Paris' tough police force, bruised and angered by Communism's May 28 Ridgway riots, made a shocking discovery last week. Two of the rioters whom they locked up and manhandled were Catholic priests in workmen's clothes. Abbés Louis Bouyer, 35, and Bernard Cagne, 28, are ordained members of the Mission de Paris; like 85 other French "worker priests" (TIME, Feb. 27, 1950), they live and work with their flocks, do not always reveal themselves as priests, seek to convert by example as well as by precept. Bouyer earns his daily bread as a production hand in the Hispano Suiza plant; Cagne in the Simca auto factory. Sometimes, say critics of the worker-priest scheme, it is the priests, not their fellow workers who get converted.
Thrown among the Communists in Paris' suburban Red Belt, the abbés' working-class enthusiasm got the better of them. When the Red workers marched, both priests joined in and were pinched.

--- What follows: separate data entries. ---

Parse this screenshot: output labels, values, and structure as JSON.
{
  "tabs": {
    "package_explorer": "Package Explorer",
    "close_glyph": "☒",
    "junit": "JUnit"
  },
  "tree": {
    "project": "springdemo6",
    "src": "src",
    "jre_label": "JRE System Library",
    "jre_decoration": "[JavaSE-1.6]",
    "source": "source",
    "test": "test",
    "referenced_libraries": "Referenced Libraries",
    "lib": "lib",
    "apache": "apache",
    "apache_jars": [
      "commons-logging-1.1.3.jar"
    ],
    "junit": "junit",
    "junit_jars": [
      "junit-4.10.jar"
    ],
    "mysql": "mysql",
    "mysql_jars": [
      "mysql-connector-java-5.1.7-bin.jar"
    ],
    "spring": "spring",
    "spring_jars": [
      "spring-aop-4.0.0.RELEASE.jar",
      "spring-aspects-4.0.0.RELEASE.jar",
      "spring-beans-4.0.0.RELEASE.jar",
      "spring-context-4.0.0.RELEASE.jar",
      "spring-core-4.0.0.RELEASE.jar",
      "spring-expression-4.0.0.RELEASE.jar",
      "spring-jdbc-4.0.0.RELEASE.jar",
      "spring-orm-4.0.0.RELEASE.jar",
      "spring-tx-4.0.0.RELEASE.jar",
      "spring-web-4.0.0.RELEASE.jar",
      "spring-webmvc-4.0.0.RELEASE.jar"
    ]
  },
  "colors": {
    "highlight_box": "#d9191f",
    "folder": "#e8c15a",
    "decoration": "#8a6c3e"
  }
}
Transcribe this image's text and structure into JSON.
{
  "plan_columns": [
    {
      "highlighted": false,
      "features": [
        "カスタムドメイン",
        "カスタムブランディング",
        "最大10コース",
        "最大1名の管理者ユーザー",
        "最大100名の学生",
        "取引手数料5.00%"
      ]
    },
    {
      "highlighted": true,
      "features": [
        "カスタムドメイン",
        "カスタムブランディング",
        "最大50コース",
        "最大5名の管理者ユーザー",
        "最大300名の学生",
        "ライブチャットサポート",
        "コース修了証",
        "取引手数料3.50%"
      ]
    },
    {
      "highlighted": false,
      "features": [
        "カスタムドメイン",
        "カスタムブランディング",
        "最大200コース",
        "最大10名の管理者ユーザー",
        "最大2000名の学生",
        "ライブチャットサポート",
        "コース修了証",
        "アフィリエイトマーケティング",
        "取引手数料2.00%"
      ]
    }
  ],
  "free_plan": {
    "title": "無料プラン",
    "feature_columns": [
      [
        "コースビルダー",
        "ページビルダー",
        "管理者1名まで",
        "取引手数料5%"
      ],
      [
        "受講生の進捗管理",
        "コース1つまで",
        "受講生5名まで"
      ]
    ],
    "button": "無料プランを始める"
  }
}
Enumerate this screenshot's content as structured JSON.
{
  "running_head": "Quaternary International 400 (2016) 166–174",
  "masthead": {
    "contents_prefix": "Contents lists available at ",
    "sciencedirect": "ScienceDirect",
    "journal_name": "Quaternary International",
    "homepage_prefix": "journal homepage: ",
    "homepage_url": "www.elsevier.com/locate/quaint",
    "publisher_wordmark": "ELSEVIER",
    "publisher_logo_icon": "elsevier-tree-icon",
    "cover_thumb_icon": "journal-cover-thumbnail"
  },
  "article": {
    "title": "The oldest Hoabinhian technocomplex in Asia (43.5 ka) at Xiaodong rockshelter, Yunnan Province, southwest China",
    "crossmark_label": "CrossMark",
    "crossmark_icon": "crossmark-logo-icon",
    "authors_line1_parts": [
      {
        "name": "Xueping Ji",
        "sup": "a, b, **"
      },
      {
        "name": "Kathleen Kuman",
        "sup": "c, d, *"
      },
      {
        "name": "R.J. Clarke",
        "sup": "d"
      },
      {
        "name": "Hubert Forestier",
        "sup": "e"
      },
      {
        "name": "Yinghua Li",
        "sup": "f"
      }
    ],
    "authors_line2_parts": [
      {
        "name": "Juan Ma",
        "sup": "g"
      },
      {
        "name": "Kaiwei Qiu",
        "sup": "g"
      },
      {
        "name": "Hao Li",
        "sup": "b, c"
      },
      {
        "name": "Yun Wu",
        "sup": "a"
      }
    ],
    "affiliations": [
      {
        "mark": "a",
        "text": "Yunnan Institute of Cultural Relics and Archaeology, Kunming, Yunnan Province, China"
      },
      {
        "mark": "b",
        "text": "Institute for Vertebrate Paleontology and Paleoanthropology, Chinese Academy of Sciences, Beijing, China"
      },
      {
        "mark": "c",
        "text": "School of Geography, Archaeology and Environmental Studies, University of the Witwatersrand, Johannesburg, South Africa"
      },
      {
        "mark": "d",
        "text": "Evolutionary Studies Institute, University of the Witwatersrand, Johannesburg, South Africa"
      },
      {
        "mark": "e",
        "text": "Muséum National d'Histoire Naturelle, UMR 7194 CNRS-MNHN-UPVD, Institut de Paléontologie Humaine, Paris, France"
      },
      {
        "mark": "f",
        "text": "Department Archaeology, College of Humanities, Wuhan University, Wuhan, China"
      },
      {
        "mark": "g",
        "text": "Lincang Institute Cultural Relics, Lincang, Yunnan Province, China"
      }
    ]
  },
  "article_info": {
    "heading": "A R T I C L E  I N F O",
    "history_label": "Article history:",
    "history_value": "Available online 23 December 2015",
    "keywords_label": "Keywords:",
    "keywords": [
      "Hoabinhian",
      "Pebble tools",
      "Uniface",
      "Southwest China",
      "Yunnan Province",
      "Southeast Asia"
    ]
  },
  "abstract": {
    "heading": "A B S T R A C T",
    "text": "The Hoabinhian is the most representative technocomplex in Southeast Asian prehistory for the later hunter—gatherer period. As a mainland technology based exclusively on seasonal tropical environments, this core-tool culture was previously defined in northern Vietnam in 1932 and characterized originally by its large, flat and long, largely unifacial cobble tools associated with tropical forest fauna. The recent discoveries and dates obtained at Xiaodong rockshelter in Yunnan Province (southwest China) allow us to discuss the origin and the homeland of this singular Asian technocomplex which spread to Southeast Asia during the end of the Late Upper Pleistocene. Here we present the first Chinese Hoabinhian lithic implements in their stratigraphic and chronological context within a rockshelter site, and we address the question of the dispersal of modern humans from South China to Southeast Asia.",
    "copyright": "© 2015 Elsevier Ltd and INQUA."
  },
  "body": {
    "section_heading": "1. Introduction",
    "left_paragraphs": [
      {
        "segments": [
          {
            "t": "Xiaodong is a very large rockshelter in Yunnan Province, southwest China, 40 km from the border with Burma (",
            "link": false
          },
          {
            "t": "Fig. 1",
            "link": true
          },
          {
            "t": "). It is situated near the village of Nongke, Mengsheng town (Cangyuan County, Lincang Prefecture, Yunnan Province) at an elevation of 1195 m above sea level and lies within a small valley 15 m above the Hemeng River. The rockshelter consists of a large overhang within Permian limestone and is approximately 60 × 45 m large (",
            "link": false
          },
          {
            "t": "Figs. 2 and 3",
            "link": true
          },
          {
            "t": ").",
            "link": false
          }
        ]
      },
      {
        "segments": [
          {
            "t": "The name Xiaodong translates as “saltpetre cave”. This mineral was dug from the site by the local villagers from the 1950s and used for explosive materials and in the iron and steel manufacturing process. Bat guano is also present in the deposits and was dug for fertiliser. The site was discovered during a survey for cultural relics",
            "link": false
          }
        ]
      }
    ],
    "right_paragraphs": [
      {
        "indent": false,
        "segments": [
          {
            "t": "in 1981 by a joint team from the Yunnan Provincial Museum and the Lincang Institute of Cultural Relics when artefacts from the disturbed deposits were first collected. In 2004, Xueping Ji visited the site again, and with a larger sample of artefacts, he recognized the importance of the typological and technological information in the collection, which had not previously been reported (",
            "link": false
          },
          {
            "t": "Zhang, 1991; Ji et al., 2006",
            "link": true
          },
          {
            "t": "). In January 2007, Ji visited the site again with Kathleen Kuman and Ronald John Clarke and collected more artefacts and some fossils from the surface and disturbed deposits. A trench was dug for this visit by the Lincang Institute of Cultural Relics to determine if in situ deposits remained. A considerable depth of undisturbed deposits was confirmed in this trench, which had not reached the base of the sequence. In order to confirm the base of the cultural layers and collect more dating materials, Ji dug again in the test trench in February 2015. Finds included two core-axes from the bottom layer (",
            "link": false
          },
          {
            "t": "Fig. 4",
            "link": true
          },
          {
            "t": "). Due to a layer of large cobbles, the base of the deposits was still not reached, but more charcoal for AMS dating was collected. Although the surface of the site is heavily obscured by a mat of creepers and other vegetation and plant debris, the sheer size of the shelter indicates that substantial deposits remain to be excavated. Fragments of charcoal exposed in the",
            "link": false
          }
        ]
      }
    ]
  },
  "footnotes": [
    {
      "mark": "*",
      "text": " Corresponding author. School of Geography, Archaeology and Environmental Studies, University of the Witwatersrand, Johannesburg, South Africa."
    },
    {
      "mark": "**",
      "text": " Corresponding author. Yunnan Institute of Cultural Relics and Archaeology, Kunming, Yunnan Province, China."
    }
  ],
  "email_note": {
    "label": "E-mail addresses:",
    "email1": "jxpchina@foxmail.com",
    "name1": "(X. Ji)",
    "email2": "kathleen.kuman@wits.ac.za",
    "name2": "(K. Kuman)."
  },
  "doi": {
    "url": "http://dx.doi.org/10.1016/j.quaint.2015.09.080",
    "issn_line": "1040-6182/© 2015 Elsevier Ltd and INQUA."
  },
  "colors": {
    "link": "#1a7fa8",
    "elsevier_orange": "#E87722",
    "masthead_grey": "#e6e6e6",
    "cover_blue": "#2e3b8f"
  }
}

Fists & Cudgels. In a five-page handout delivered to the newspapers and approved by the Archbishop of Paris, the abbés last week told their story. "Faithful to our connection with the working world, we found ourselves with everyday friends, Communists or not, Christians or not, [who] wanted to express in spite of government restrictions . . . hopes which can be translated by the following words: 'Ridgway in France means war.' "
Once arrested, "we were scarcely across the threshold of the police station, when we were seized by 20 gendarmes. They hit us with their fists and cudgels; when we were knocked down, they picked us up and started again . . . Then they put us in the cellar. We could only hold each other's hand."
Next morning at 9, the police commissioner called the abbés into his office. As the priests told it, the commissioner first remarked: "I'm an old seminarist myself. You are a partisan to violence instead of fraternity." Then he bopped Abbé Cagne on the head with one of the iron placards the Communists had used to beat up the cops. "I respect the priest, but not the man," roared the officer.
Abbé Bouyer came next. "False priest, bandit, priest of Stalin," cried the police commissioner, "you want to destroy religion." He clubbed Bouyer in the back. "Do you approve of this?" an officer asked the abbé, pointing to the iron head of a Communist club. "No," quavered Bouyer, "but I understand it." The commissioner poked it in his stomach. "Go ahead, get the hell out of here."
Tears & Questions. Paris' Communist dailies wept crocodile tears over the handling of the priests. The respected Le Monde scolded the cops for "inexcusable brutality," but sensibly added: "Was it really the priests' place to take part in a political demonstration forbidden by the government?" "Certainly not," answered pipe-sucking Prefect of Police Jean Baylot, whose attitude toward Communist rioters is a skull for a skull. "I don't care if they're ambassadors, priests, pastors, rabbis or candy salesmen. If they take part in an illegal demonstration, they will suffer the consequences."